2. La manipulation et la trahison :
L’influence toxique de Lady Macbeth sur Macbeth reflète les dynamiques de manipulation souvent présentes dans les sphères de pouvoir. “Un peu d’eau nous lave de cette action,” dit Lady Macbeth, minimisant l’acte de régicide. Cette attitude peut être parallélisée avec les rationalisations fréquentes des actes répréhensibles dans le climat politique actuel, où la fin justifie trop souvent les moyens.
3. La question de la légitimité du pouvoir :
La France, avec ses multiples voix et revendications identitaires, peut trouver dans “Macbeth” des échos à ses propres débats sur la légitimité. Le fantôme de Banquo à la table de Macbeth est un rappel spectral que les actions illégitimes ne sont jamais vraiment sans témoins ni conséquences : “Tu ne peux pas dire que je l’ai fait : ne secoue pas tes cheveux hérissés sur moi !” Ce cri de Macbeth confronté à ses crimes peut être vu comme le reflet de sociétés confrontées à leur passé ou à leurs choix contestables.

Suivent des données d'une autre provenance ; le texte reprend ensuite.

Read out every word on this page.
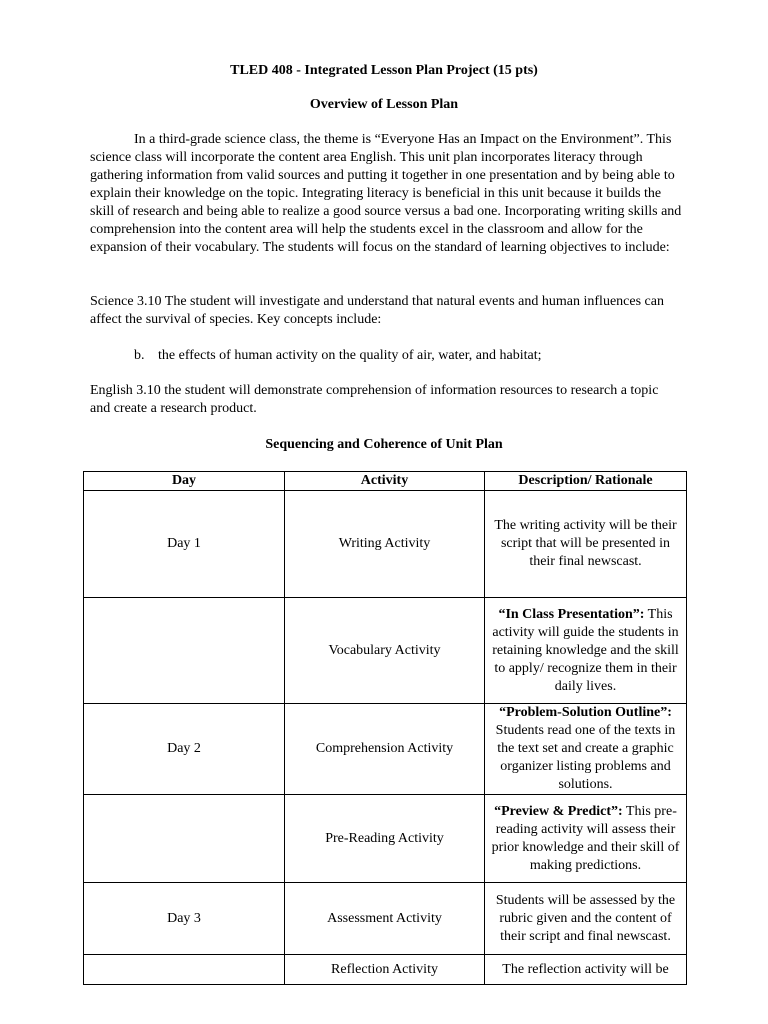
TLED 408 - Integrated Lesson Plan Project (15 pts)
Overview of Lesson Plan

In a third-grade science class, the theme is “Everyone Has an Impact on the Environment”. This science class will incorporate the content area English. This unit plan incorporates literacy through gathering information from valid sources and putting it together in one presentation and by being able to explain their knowledge on the topic. Integrating literacy is beneficial in this unit because it builds the skill of research and being able to realize a good source versus a bad one. Incorporating writing skills and comprehension into the content area will help the students excel in the classroom and allow for the expansion of their vocabulary. The students will focus on the standard of learning objectives to include:

Science 3.10 The student will investigate and understand that natural events and human influences can affect the survival of species. Key concepts include:

b. the effects of human activity on the quality of air, water, and habitat;

English 3.10 the student will demonstrate comprehension of information resources to research a topic and create a research product.

Sequencing and Coherence of Unit Plan
Day	Activity	Description/ Rationale
Day 1	Writing Activity	The writing activity will be their script that will be presented in their final newscast.
	Vocabulary Activity	“In Class Presentation”: This activity will guide the students in retaining knowledge and the skill to apply/ recognize them in their daily lives.
Day 2	Comprehension Activity	“Problem-Solution Outline”: Students read one of the texts in the text set and create a graphic organizer listing problems and solutions.
	Pre-Reading Activity	“Preview & Predict”: This pre-reading activity will assess their prior knowledge and their skill of making predictions.
Day 3	Assessment Activity	Students will be assessed by the rubric given and the content of their script and final newscast.
	Reflection Activity	The reflection activity will be
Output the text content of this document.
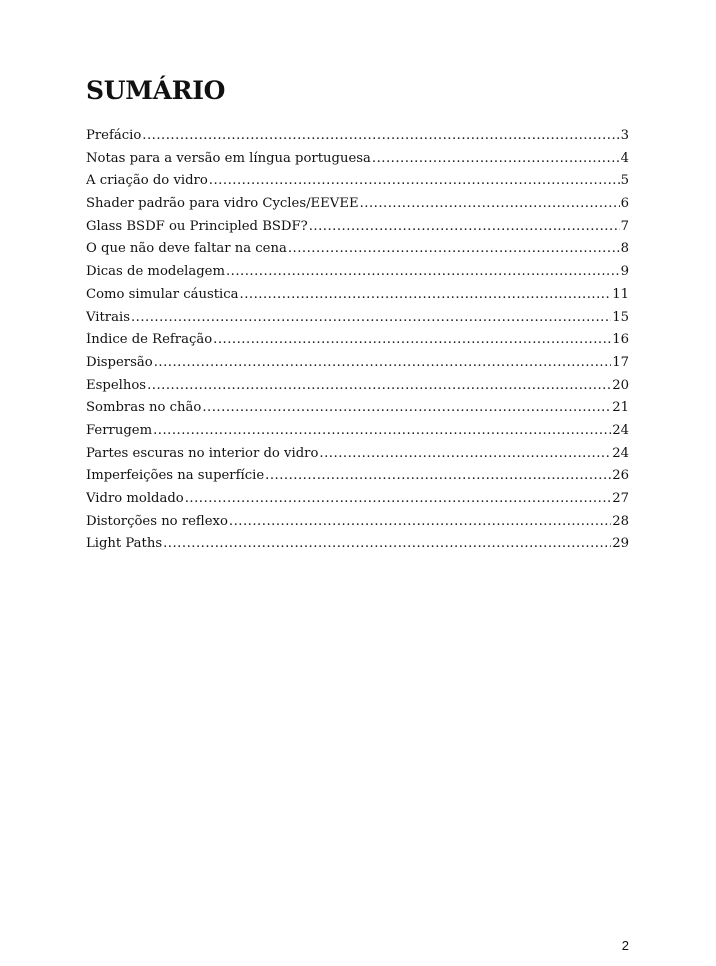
SUMÁRIO
Prefácio .....	3
Notas para a versão em língua portuguesa .....	4
A criação do vidro .....	5
Shader padrão para vidro Cycles/EEVEE .....	6
Glass BSDF ou Principled BSDF? .....	7
O que não deve faltar na cena .....	8
Dicas de modelagem .....	9
Como simular cáustica .....	11
Vitrais .....	15
Índice de Refração .....	16
Dispersão .....	17
Espelhos .....	20
Sombras no chão .....	21
Ferrugem .....	24
Partes escuras no interior do vidro .....	24
Imperfeições na superfície .....	26
Vidro moldado .....	27
Distorções no reflexo .....	28
Light Paths .....	29
2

4. La folie comme métaphore de la déroute morale et sociale :
La descente de Macbeth dans la folie est une puissante métaphore de la dégradation morale et sociale. “La vie n’est qu’une ombre errante, un pauvre acteur qui se pavane et s’agite durant son heure sur la scène et qu’on n’entend plus,” médite Macbeth, illustrant la vacuité et l’absurdité d’une existence dépourvue de principes moraux. Dans une France “archipélisée”, divisée et en quête de sens, cette réflexion gagne en pertinence.
5. La tragédie comme catharsis :
Lire ou relire “Macbeth” offre un espace pour la catharsis collective. Confronter les ténèbres, les travers humains et finalement, trouver une forme de rédemption ou de compréhension à travers l’art, permet de réfléchir à nos propres choix et à notre futur commun. Shakespeare, par sa langue et ses métaphores, invite à un dialogue entre les siècles qui peut aider à éclairer nos propres turbulences et peut-être, à trouver une voie vers une réconciliation ou une meilleure compréhension mutuelle.
En somme, “Macbeth” n’est pas seulement une œuvre du passé ; c’est un miroir tendu à notre présent, un outil pour décoder des dynamiques complexes et un rappel que les actions humaines ont toujours des répercussions profondes, tant sur les individus que sur la société dans son ensemble. Quand on vous dit que la littérature dialogue avec le monde, d’hier et d’aujourd’hui.